You’ll find that with a little research and understanding, you can treat your dog with human food from time-to-time. Though there’s nothing as good for your pet as their own dog food and specially designed dog-treats, which can be combined to suit their unique requirements perfectly and keep them at their healthiest.
What human food can dogs eat?
- Can dogs eat apples? – Sliced apples are safe and healthy for dogs, but remove the seeds and stem.
- Can dogs eat bananas? – In moderation, cut into pieces although they have little nutritional benefit.
- Can dogs eat strawberries? – In moderation, cut into pieces.
- Can dogs eat grapes? – No, you should never give grapes or raisins to your dog, they contain dog-toxic compounds. Even the smallest amount can make your pet unwell.
- Can dogs eat tomatoes? – As an occasional treat if they are ripe, but remove the stem, leaves, and young green tomatoes are known to be poisonous and should not be ingested.
- Can dogs eat blueberries? – Blueberries are safe and nutritious for your dog, and their small size and sweetness make them a great treat in moderation
- Can dogs eat cheese? – In small quantities. Too much cheese can cause stomach pains and diarrhoea. Blue cheeses and any which contain garlic, onion, or herbs should be avoided. Some dogs do have an intolerance to lactose, so take care.
- Can dogs eat oranges? – In small quantities, with peel and seeds removed.

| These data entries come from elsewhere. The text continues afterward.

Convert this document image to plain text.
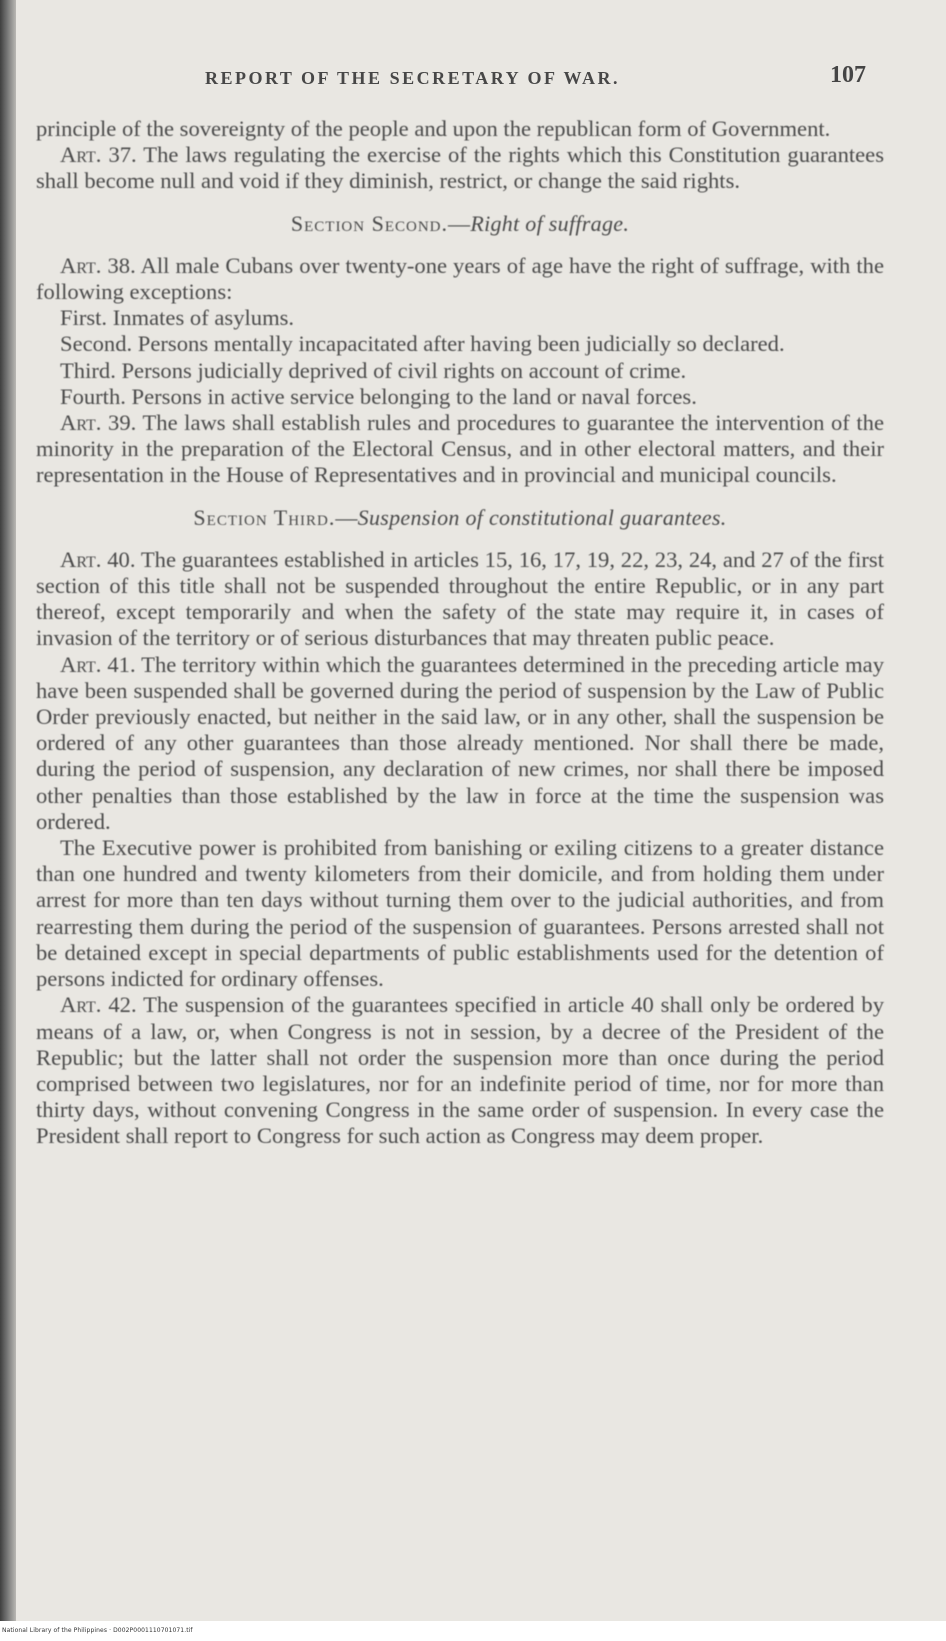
REPORT OF THE SECRETARY OF WAR.	107

principle of the sovereignty of the people and upon the republican form of Government.

Art. 37. The laws regulating the exercise of the rights which this Constitution guarantees shall become null and void if they diminish, restrict, or change the said rights.

Section Second.—Right of suffrage.

Art. 38. All male Cubans over twenty-one years of age have the right of suffrage, with the following exceptions:

First. Inmates of asylums.

Second. Persons mentally incapacitated after having been judicially so declared.

Third. Persons judicially deprived of civil rights on account of crime.

Fourth. Persons in active service belonging to the land or naval forces.

Art. 39. The laws shall establish rules and procedures to guarantee the intervention of the minority in the preparation of the Electoral Census, and in other electoral matters, and their representation in the House of Representatives and in provincial and municipal councils.

Section Third.—Suspension of constitutional guarantees.

Art. 40. The guarantees established in articles 15, 16, 17, 19, 22, 23, 24, and 27 of the first section of this title shall not be suspended throughout the entire Republic, or in any part thereof, except temporarily and when the safety of the state may require it, in cases of invasion of the territory or of serious disturbances that may threaten public peace.

Art. 41. The territory within which the guarantees determined in the preceding article may have been suspended shall be governed during the period of suspension by the Law of Public Order previously enacted, but neither in the said law, or in any other, shall the suspension be ordered of any other guarantees than those already mentioned. Nor shall there be made, during the period of suspension, any declaration of new crimes, nor shall there be imposed other penalties than those established by the law in force at the time the suspension was ordered.

The Executive power is prohibited from banishing or exiling citizens to a greater distance than one hundred and twenty kilometers from their domicile, and from holding them under arrest for more than ten days without turning them over to the judicial authorities, and from rearresting them during the period of the suspension of guarantees. Persons arrested shall not be detained except in special departments of public establishments used for the detention of persons indicted for ordinary offenses.

Art. 42. The suspension of the guarantees specified in article 40 shall only be ordered by means of a law, or, when Congress is not in session, by a decree of the President of the Republic; but the latter shall not order the suspension more than once during the period comprised between two legislatures, nor for an indefinite period of time, nor for more than thirty days, without convening Congress in the same order of suspension. In every case the President shall report to Congress for such action as Congress may deem proper.

National Library of the Philippines · D002P0001110701071.tif
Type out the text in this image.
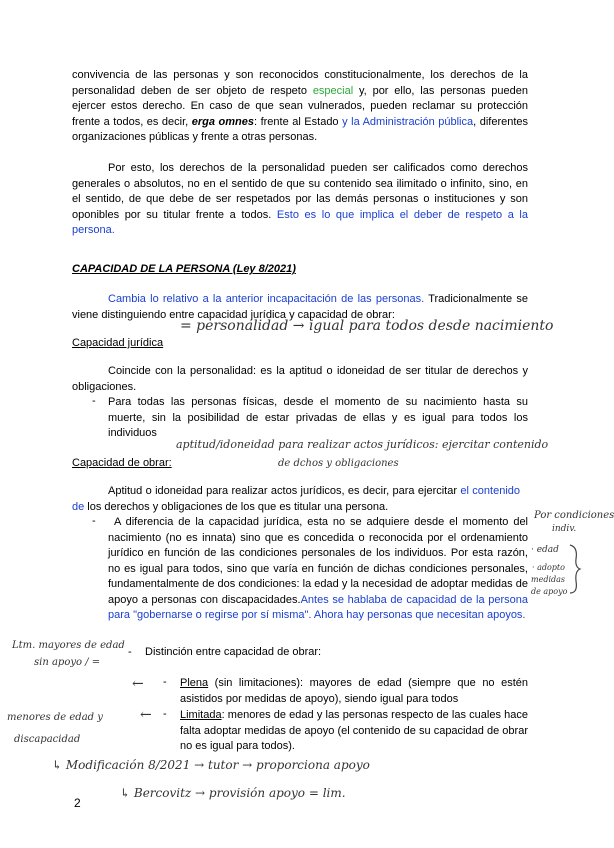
convivencia de las personas y son reconocidos constitucionalmente, los derechos de la personalidad deben de ser objeto de respeto especial y, por ello, las personas pueden ejercer estos derecho. En caso de que sean vulnerados, pueden reclamar su protección frente a todos, es decir, erga omnes: frente al Estado y la Administración pública, diferentes organizaciones públicas y frente a otras personas.
Por esto, los derechos de la personalidad pueden ser calificados como derechos generales o absolutos, no en el sentido de que su contenido sea ilimitado o infinito, sino, en el sentido, de que debe de ser respetados por las demás personas o instituciones y son oponibles por su titular frente a todos. Esto es lo que implica el deber de respeto a la persona.
CAPACIDAD DE LA PERSONA (Ley 8/2021)
Cambia lo relativo a la anterior incapacitación de las personas. Tradicionalmente se viene distinguiendo entre capacidad jurídica y capacidad de obrar:
Capacidad jurídica
= personalidad → igual para todos desde nacimiento
Coincide con la personalidad: es la aptitud o idoneidad de ser titular de derechos y obligaciones.
- Para todas las personas físicas, desde el momento de su nacimiento hasta su muerte, sin la posibilidad de estar privadas de ellas y es igual para todos los individuos
Capacidad de obrar:
aptitud/idoneidad para realizar actos jurídicos: ejercitar contenido
de dchos y obligaciones
Aptitud o idoneidad para realizar actos jurídicos, es decir, para ejercitar el contenido de los derechos y obligaciones de los que es titular una persona.
-	A diferencia de la capacidad jurídica, esta no se adquiere desde el momento del nacimiento (no es innata) sino que es concedida o reconocida por el ordenamiento jurídico en función de las condiciones personales de los individuos. Por esta razón, no es igual para todos, sino que varía en función de dichas condiciones personales, fundamentalmente de dos condiciones: la edad y la necesidad de adoptar medidas de apoyo a personas con discapacidades.Antes se hablaba de capacidad de la persona para "gobernarse o regirse por sí misma". Ahora hay personas que necesitan apoyos.
Por condiciones
indiv.
· edad
· adopto
medidas
de apoyo
- Distinción entre capacidad de obrar:
- Plena (sin limitaciones): mayores de edad (siempre que no estén asistidos por medidas de apoyo), siendo igual para todos
- Limitada: menores de edad y las personas respecto de las cuales hace falta adoptar medidas de apoyo (el contenido de su capacidad de obrar no es igual para todos).
Ltm. mayores de edad
sin apoyo / =
←
menores de edad y
discapacidad
←
↳ Modificación 8/2021 → tutor → proporciona apoyo
↳ Bercovitz → provisión apoyo = lim.
2
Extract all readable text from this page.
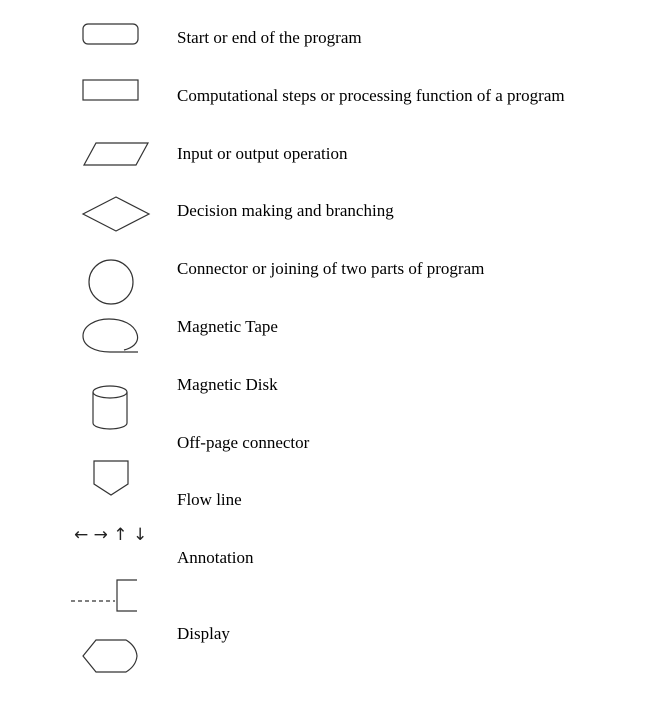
← → ↑ ↓
Start or end of the program
Computational steps or processing function of a program
Input or output operation
Decision making and branching
Connector or joining of two parts of program
Magnetic Tape
Magnetic Disk
Off-page connector
Flow line
Annotation
Display
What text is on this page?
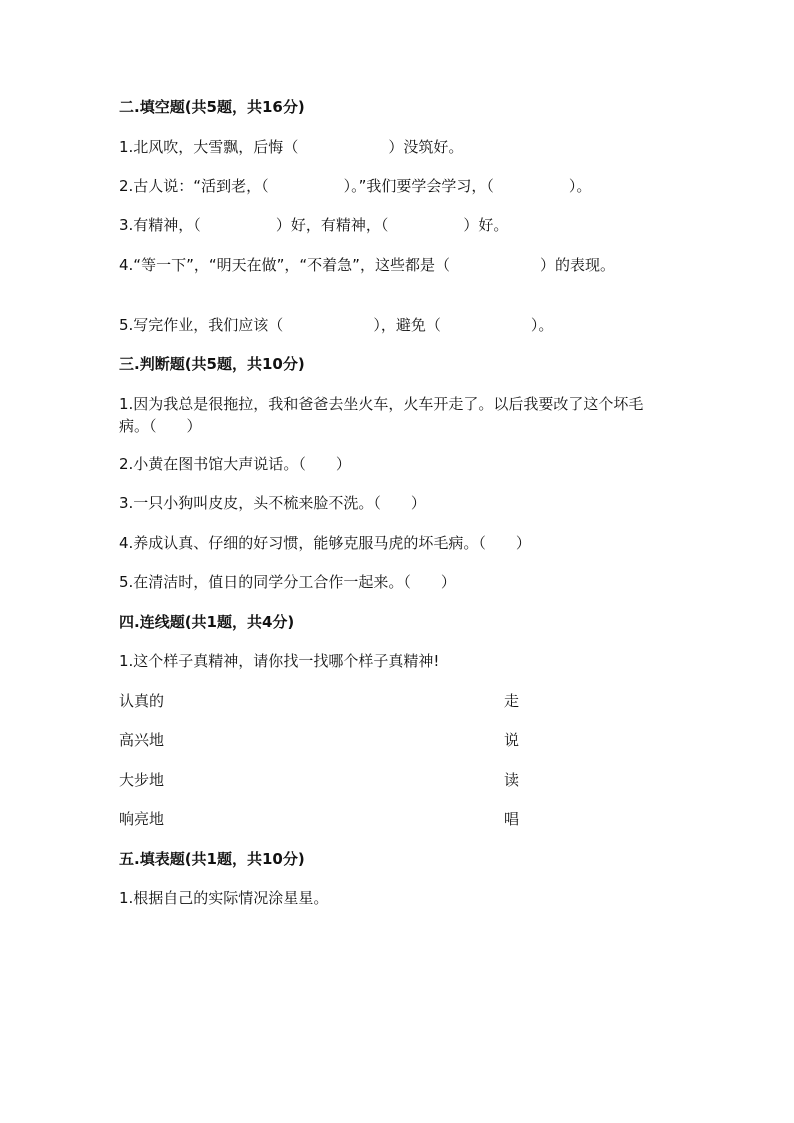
二.填空题(共5题，共16分)
1.北风吹，大雪飘，后悔（　　　　　　）没筑好。
2.古人说：“活到老，（　　　　　）。”我们要学会学习，（　　　　　）。
3.有精神，（　　　　　）好，有精神，（　　　　　）好。
4.“等一下”，“明天在做”，“不着急”，这些都是（　　　　　　）的表现。
5.写完作业，我们应该（　　　　　　），避免（　　　　　　）。
三.判断题(共5题，共10分)
1.因为我总是很拖拉，我和爸爸去坐火车，火车开走了。以后我要改了这个坏毛病。（　　）
2.小黄在图书馆大声说话。（　　）
3.一只小狗叫皮皮，头不梳来脸不洗。（　　）
4.养成认真、仔细的好习惯，能够克服马虎的坏毛病。（　　）
5.在清洁时，值日的同学分工合作一起来。（　　）
四.连线题(共1题，共4分)
1.这个样子真精神，请你找一找哪个样子真精神!
认真的	走
高兴地	说
大步地	读
响亮地	唱
五.填表题(共1题，共10分)
1.根据自己的实际情况涂星星。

- Can dogs eat watermelon? – In small quantities, but remove the skin and seeds.
- Can dogs eat eggs? – Cooked eggs are perfectly safe for dogs as an occasional treat, but avoid feeding raw eggs because harmful bacteria can be present.
- Can dogs eat pineapple? – A small amount of pineapple is safe for dogs to eat, but don’t feed too much.
- Can dogs eat carrots? – Raw and cooked carrots are safe and healthy for your dog, but be sure to cut them into pieces to avoid choking.
Most of these frequently questioned foods are ok for your dog to eat, though moderation is critical and the sizes should be considered with smaller dogs or puppies.
What human food can dogs not eat?
There are certain foods which are an absolute no for dogs.
Human foods that are not safe for dogs include:
- Grapes, raisins, and sultanas
- Macadamia nuts
- Caffeine (tea and coffee)
- Xylitol (a sugar substitute)
- Lemons and limes
- Raw yeast dough
- Corn on the cob
- Blue cheese
If you find that your dog has eaten any of the above, contact your vet immediately for advice. Even if they haven’t eaten a toxic amount, it’s better to be safe than sorry – every dog will be affected differently, and symptoms may not necessarily arise straight away. Take extra caution if you have a puppy around as their little bodies won’t be able to handle quite as much as larger, adult dogs. Keep all food out of reach and ensure you have somewhere safe to dispose of leftovers and plates.